Hoje em dia parece cada vez mais difícil as pessoas expressarem publicamente as suas emoções. Mesmo em situações de perdas como aquelas representadas pela morte, as pessoas se sentem constrangidas como se isso fosse um gesto mal educado. Por que isso acontece? Será que não precisamos retomar a naturalidade sobre a expressão das emoções como ocorria no passado?

Um projeto do Memorial Vale da Saudade, apresentado por Erasmo Ruiz

Introdução

Hoje vamos conversar, sobre um assunto que infelizmente está se tornando mais corriqueiro do que poderíamos imaginar. Falo o respeito de uma situação, onde fica evidênciada a dificuldade que as pessoas têm em sua maioria, de se expressarem publicamente diante da morte com emoções, por exemplo, com a expressão do choro. Muitas pessoas se dizem envergonhadas ou pedem desculpas por estarem constrangendo os outros com o choro, com o lamento, com o sofrimento.

A viúva enlutada

Bom, eu vou tentar ilustrar a partir de uma história que eu mesmo presenciei, que eu estava lá, sobre isso que eu estou tentando dizer pra vocês.
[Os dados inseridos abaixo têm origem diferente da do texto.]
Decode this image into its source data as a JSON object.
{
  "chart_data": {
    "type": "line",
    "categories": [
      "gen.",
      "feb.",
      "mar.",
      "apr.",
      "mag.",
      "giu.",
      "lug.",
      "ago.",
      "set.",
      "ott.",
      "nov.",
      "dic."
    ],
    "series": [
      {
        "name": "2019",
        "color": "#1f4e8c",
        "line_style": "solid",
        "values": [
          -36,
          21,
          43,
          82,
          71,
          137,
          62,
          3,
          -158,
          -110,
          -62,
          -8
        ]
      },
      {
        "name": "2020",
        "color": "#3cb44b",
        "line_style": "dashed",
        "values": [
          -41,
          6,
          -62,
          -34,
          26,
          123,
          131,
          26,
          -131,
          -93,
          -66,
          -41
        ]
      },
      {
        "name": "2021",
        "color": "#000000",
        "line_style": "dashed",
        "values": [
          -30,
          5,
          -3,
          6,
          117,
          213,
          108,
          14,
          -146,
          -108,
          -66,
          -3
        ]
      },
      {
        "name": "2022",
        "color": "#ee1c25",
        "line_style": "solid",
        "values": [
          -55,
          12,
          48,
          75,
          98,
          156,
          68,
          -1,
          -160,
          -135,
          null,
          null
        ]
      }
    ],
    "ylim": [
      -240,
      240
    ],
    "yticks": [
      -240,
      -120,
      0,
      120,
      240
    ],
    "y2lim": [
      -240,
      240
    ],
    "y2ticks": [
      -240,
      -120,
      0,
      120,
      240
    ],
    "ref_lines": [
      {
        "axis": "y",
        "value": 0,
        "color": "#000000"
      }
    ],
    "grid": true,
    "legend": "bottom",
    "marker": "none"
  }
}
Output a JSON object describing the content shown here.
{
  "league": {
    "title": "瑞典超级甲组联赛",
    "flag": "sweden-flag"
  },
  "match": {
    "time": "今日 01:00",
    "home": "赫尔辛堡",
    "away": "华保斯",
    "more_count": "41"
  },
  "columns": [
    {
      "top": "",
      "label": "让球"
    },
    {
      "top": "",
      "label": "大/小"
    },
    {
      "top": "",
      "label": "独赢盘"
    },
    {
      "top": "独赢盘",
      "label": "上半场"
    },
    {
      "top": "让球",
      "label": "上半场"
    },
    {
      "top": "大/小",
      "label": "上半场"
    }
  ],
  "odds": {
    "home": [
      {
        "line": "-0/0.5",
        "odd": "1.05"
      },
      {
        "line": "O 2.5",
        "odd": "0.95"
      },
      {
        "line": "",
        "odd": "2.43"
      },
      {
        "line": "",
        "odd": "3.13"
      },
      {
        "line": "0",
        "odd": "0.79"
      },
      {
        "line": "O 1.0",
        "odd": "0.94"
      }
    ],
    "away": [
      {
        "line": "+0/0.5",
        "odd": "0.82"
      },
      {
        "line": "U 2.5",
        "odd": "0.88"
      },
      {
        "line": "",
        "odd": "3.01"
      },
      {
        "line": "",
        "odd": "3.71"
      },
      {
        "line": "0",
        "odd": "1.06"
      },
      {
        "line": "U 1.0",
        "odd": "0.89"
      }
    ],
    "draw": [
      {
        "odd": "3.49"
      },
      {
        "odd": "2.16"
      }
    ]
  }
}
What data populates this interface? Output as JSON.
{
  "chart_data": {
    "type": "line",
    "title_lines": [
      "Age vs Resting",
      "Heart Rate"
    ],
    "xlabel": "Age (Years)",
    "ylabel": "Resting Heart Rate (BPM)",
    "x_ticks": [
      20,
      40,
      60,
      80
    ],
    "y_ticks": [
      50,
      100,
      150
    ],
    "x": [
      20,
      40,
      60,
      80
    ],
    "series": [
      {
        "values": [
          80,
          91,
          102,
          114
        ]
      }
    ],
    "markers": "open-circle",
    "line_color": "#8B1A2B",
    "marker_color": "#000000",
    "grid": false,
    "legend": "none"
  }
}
Era um velório de um professor muito famoso, o auditório central da Universidade estava lotado. Uma plateia que em tom solene mormorava com todas as vozes surpresas um acontecimento tão previsível mas que sempre vem disfarçado de insolido. A morte é na verdade uma impossibilidade que repentinamente acontece, no palco do auditório. O espetáculo da morte estava montado, no centro, o caixão guarnecido por muitas coroas. De longe dava para ver a face lívida do morto que que outros tempos nos cumprimenta de forma tão sorridente. Em volta dele cadeiras não muito confortáveis, eram apossadas pelos parentes mais próximos. O tempo passando, homenagens musicais de outros alunos, e uma expectativa crescente tomando ar. Quanto mais se aproximava o momento da despedida final.

Foi quando a viúva começou a chorar longamente, um choro muito alto, praticamente uma súplica. Neste momento, no ápice do espetáculo da dor o auditório foi tomado por um silêncio opressivo. Todos pareciam muito mais incomodados com o pranto do que com a própria morte. A Viúva então fica de pé olha o público e solenimente diz:

Por favor me desculpem, mas esse momento agora é só meu.

E o choro retornou, agora mais forte e mais alto ainda. Amparada por um séquito ela sentia-se ainda mais a vontade para lançar gritos de dor. Como se estivesse sendo cortada lentamente pela faca com fio mais agudo do mundo. Em meio a plateia ensaiavan-se estratégias de contenção. Murmurava-se por um médico que pudesse ofertar um precioso sedativo. Aquela voz terrível e desconfortável precisava ser calada. A dramatização do sofrimento mais tenso, precisava ser abruptamente interrompido.

Com que antevendo que estava por vir, ela engoliu o choro, entre soluços baixinhos, colocou os próprios óculos escuros, para esconder os olhos inchados. Recompor sua dignidade de mulher quase idosa, e vestiu a fantasia com direito à armadura e escudo. E lá sefoi ela seguindo o cortejo. No cemitério muito contida, fez apenas o gesto simbólico de jogar uma flor amarela sobre a cova aberta. Disseram que era a flor preferida do Marido.

Seres envergonhados

Esse relato, parece mostrar um pouco aquilo que eu iniciei falando pra vocês. Estive presente nesse velório e no funeral. Quando cheguei em casa fiquei a refletir sobre as enormes dificuldades que temos hoje em dia de expressar dor em público, do quanto uma certa repulsa coletiva diante da morte nos transforma em seres envergonhados, como se chorar na frente do outro, fosse um sinal de fraqueza ou então mais claramente, uma expressão de falta de modos de falta de educação.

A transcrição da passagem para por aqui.